- From: Richard Wordingham <richard.wordingham@ntlworld.com>
- Date: Wed, 29 Jul 2015 22:32:10 +0100
- To: public-i18n-mongolian@w3.org, unicore@unicode.org
(I've copied this to the UniCore list in case the discussion moves from there to the general Unicode list rather than to the public-i18n-mongolian list.) Badral S. wrote on Wed, 29 Jul 2015 at 20:50:10 +0900 > I do not know france. > When france word and mongolian word connected with NNBSP, the NNBSP > belong to which one ? This case exists in Mongolian document like > mongolian people studing france language. (asume the france languauge > need NNBSP) The present word-break property value of NNBSP is "Other". With this property, there is a word break on either side of it, so there would be three items: 1) The French word. 2) The NNBSP - not a word. 3) The Mongolian word. French can use NNBSP to provide extra spacing between a following word and punctuation, such as a full stop (.) or a comma (,). I do not believe it uses it to separate words. If French used U+2009 THIN SPACE instead, there could be a new line break before the punctuation, which would be wrong for French.

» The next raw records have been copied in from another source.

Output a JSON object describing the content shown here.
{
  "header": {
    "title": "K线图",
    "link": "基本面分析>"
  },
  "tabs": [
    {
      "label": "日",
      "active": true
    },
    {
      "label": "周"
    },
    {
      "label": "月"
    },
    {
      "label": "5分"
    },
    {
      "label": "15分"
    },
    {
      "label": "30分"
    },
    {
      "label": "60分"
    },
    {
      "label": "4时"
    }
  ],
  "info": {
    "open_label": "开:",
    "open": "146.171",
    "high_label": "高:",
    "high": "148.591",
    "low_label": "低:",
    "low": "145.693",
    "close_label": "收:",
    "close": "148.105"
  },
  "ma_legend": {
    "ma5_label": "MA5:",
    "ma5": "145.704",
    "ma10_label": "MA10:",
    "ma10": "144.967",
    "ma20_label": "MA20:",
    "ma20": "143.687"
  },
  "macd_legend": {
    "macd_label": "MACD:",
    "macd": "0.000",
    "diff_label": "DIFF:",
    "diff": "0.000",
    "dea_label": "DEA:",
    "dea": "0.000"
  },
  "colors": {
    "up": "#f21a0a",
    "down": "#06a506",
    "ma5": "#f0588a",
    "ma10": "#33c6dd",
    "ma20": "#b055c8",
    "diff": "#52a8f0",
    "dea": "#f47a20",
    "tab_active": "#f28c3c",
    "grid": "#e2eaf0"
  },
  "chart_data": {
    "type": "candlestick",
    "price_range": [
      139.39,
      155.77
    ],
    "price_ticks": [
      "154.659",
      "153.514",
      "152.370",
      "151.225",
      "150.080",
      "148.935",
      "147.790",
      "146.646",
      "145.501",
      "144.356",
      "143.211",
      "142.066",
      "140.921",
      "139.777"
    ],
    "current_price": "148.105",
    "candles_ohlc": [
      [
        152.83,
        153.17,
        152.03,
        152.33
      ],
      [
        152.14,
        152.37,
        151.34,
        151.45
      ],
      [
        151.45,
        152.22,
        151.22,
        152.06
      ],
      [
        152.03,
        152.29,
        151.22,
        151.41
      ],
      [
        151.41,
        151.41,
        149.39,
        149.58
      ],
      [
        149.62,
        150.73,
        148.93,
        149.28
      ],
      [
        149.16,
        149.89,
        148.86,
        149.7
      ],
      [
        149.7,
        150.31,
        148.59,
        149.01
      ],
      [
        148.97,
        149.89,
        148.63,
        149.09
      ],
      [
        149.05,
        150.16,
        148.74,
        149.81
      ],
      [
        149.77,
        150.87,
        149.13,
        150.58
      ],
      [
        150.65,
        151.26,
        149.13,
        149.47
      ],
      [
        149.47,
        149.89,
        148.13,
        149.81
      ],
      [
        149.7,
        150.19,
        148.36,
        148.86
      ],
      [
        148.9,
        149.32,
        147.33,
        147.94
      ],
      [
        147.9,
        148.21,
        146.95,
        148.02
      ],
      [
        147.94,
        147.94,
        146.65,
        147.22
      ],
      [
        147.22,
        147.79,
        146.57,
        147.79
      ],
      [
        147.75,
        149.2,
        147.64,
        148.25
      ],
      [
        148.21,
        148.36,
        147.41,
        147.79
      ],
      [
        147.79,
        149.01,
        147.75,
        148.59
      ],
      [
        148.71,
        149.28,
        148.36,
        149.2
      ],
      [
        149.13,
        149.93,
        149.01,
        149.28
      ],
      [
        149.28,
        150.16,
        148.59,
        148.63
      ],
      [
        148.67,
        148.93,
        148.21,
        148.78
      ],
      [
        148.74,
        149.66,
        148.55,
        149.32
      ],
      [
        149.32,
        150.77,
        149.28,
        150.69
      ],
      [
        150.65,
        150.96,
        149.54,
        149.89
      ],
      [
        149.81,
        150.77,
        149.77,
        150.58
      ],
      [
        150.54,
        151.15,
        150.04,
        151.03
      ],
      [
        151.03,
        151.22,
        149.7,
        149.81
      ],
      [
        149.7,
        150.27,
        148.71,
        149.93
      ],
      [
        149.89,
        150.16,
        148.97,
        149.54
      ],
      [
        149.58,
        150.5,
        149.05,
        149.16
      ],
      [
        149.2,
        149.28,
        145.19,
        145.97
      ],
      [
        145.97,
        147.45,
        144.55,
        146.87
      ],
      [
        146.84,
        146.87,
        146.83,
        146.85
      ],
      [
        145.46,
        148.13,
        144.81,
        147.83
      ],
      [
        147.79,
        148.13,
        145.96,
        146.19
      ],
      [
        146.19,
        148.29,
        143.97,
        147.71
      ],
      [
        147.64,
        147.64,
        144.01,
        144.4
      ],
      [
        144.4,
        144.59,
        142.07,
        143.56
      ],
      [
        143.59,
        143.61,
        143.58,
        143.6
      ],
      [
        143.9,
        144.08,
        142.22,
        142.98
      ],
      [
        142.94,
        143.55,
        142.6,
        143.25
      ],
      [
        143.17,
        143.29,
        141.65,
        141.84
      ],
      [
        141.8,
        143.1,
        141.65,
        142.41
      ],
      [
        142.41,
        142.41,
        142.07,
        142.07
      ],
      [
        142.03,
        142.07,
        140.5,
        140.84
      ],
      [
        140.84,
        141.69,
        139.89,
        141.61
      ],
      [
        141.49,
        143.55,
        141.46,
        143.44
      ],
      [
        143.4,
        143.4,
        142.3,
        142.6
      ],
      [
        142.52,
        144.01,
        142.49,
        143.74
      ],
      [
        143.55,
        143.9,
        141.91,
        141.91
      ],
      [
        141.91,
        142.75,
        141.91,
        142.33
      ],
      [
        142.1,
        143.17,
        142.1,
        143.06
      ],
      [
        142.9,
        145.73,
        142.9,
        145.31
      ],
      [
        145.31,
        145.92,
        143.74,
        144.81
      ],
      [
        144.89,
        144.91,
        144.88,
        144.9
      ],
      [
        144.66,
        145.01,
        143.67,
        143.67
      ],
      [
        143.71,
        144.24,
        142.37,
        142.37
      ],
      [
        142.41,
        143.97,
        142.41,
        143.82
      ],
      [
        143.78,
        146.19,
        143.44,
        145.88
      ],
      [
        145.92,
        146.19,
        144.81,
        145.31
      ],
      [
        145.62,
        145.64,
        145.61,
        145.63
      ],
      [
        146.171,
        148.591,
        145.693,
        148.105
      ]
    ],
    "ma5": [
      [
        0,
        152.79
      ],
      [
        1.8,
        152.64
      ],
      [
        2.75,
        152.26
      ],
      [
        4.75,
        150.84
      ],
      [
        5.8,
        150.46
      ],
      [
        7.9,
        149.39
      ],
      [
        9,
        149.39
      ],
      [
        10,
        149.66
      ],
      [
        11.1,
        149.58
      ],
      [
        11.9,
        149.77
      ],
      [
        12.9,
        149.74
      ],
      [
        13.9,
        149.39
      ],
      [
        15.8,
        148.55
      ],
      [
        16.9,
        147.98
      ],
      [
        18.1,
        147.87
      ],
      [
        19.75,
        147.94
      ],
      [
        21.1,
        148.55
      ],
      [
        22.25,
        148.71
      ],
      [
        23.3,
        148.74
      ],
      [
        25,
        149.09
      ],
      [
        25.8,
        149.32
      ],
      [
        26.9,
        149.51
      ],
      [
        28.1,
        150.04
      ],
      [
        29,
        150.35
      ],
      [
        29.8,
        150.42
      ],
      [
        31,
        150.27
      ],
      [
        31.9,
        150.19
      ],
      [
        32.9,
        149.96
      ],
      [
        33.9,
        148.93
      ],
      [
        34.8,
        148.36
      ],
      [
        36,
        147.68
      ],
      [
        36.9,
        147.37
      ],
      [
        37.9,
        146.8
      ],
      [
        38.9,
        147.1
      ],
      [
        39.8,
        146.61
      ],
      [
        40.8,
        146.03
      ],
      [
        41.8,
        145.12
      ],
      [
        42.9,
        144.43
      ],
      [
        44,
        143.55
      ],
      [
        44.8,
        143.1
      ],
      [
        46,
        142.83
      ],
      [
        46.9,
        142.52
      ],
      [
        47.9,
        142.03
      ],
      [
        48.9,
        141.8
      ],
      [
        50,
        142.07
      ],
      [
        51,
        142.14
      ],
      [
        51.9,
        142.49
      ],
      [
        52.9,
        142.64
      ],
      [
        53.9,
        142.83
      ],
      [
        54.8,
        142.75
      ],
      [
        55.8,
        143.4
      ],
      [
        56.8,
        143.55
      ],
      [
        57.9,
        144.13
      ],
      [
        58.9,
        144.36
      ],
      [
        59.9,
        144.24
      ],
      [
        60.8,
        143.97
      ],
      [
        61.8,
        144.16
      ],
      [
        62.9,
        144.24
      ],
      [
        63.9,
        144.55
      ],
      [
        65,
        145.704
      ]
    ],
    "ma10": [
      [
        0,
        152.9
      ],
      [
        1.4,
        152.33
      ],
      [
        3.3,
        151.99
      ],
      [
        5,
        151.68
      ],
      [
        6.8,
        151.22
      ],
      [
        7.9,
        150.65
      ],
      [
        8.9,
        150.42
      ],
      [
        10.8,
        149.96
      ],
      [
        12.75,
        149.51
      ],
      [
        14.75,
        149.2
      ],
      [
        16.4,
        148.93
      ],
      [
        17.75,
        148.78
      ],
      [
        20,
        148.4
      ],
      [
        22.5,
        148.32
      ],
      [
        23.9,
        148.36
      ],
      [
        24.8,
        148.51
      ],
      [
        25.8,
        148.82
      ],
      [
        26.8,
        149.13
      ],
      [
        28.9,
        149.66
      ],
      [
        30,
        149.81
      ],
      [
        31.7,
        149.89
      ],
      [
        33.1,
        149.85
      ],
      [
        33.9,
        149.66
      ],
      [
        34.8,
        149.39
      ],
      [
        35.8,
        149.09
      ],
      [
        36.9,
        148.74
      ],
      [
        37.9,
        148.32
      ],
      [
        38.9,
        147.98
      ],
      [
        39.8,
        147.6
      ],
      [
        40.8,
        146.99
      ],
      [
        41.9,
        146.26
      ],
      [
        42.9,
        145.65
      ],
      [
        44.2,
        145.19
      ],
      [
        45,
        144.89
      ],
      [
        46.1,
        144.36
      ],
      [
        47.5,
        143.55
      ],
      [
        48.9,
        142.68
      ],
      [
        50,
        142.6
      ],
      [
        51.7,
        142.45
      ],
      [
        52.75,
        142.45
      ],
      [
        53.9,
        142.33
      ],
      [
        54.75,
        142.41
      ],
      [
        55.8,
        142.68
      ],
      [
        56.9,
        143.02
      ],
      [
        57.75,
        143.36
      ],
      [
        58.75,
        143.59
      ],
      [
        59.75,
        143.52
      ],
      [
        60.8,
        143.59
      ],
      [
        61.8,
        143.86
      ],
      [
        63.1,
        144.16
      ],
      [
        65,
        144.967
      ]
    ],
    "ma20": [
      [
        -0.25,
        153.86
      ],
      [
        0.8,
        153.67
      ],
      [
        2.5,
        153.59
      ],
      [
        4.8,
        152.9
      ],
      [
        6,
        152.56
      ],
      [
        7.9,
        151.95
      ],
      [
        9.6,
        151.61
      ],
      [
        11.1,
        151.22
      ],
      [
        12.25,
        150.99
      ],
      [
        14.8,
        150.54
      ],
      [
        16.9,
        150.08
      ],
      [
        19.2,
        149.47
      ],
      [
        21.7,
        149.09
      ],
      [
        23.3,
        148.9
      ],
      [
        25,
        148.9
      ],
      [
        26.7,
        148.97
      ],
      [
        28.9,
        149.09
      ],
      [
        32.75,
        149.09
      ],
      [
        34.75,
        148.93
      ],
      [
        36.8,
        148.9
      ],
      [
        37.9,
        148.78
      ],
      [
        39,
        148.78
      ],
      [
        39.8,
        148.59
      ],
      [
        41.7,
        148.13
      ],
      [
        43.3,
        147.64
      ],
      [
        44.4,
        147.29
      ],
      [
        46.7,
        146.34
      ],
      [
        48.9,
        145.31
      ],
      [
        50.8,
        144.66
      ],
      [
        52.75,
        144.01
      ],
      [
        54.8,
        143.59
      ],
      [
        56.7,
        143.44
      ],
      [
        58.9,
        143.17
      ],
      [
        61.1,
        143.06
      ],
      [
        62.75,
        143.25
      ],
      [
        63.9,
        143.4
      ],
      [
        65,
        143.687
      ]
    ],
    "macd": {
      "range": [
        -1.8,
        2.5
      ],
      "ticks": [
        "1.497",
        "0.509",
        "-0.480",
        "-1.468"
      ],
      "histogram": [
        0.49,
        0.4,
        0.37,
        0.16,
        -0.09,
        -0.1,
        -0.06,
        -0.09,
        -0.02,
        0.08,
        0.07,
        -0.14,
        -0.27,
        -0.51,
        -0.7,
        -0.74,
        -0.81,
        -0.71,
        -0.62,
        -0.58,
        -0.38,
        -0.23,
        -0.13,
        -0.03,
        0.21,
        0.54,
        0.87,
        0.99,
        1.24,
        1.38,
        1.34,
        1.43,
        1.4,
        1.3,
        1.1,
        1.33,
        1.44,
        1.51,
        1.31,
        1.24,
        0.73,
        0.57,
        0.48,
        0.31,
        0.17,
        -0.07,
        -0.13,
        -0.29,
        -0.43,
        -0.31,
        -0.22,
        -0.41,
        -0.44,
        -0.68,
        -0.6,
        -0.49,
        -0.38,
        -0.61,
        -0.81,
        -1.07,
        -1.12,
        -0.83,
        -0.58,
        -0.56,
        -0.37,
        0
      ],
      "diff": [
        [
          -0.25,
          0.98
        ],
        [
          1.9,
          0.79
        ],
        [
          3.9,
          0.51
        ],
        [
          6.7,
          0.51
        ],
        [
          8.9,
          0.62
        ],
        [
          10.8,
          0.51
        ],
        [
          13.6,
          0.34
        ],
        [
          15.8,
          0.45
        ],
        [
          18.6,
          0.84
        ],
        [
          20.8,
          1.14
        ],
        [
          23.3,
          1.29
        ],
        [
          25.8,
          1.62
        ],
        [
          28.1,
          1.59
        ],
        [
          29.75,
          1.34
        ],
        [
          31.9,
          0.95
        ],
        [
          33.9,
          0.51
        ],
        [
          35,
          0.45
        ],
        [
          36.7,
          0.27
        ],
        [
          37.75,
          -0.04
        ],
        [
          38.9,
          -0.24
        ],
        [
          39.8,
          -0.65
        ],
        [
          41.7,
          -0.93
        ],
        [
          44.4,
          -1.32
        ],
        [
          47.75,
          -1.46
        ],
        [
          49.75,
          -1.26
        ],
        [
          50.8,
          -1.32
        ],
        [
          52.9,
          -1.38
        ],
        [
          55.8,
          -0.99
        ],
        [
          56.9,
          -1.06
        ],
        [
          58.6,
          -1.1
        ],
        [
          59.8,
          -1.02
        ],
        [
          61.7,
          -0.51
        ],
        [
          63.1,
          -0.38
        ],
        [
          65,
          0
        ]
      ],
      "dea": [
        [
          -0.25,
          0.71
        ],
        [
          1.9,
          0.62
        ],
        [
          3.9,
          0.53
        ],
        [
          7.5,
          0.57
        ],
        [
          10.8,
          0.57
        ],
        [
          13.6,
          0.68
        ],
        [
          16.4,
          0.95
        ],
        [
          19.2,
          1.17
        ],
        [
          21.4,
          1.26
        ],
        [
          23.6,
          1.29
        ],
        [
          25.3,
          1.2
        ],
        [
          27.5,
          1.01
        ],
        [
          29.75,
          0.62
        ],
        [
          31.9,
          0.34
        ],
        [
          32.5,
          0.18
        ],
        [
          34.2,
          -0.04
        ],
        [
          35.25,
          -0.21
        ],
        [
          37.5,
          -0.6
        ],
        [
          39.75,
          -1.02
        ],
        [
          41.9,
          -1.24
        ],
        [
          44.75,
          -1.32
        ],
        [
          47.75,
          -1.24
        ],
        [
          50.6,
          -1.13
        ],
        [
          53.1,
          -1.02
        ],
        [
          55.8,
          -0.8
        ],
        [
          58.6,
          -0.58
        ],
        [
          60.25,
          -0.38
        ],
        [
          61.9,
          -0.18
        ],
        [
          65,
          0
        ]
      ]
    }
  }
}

Therefore the French, or rather, those of them who care about such small details, have apparently been using NNBSP. Now, if the word-break property of NNBSP were given the value it should have been given in the first place, "MidLetter", we will see the following word breaking patterns: For Mongolian word, NNBSP, Mongolian suffix: 1 word, = Word + NNBSP + suffix. For French word, NNBSP, Mongolian suffix: 1 word, = French word + NNBSP + Mongolain suffix. For French word, NNBSP, comma, there will be three items: 1) The French word. 2) The NNBSP - not a word. 3) Comma - not a word. I believe these are the desired outcomes. None of the Unicode *rules* have to change; all that has to change is one of the the data files. (A list in UAX#29 would also be changed for consistency.) For programs that use ICU for word-breaking, the change would occur when they update to the version of ICU released after the change to the Unicode Character Database (UCD). As to what happens for other programs, that is unpredictable. They would change after the UCD changes, but there can be a long delay. At least Windows 10 users will not have to upgrade to another version of Windows. Richard.
Received on Wednesday, 29 July 2015 22:31:03 UTC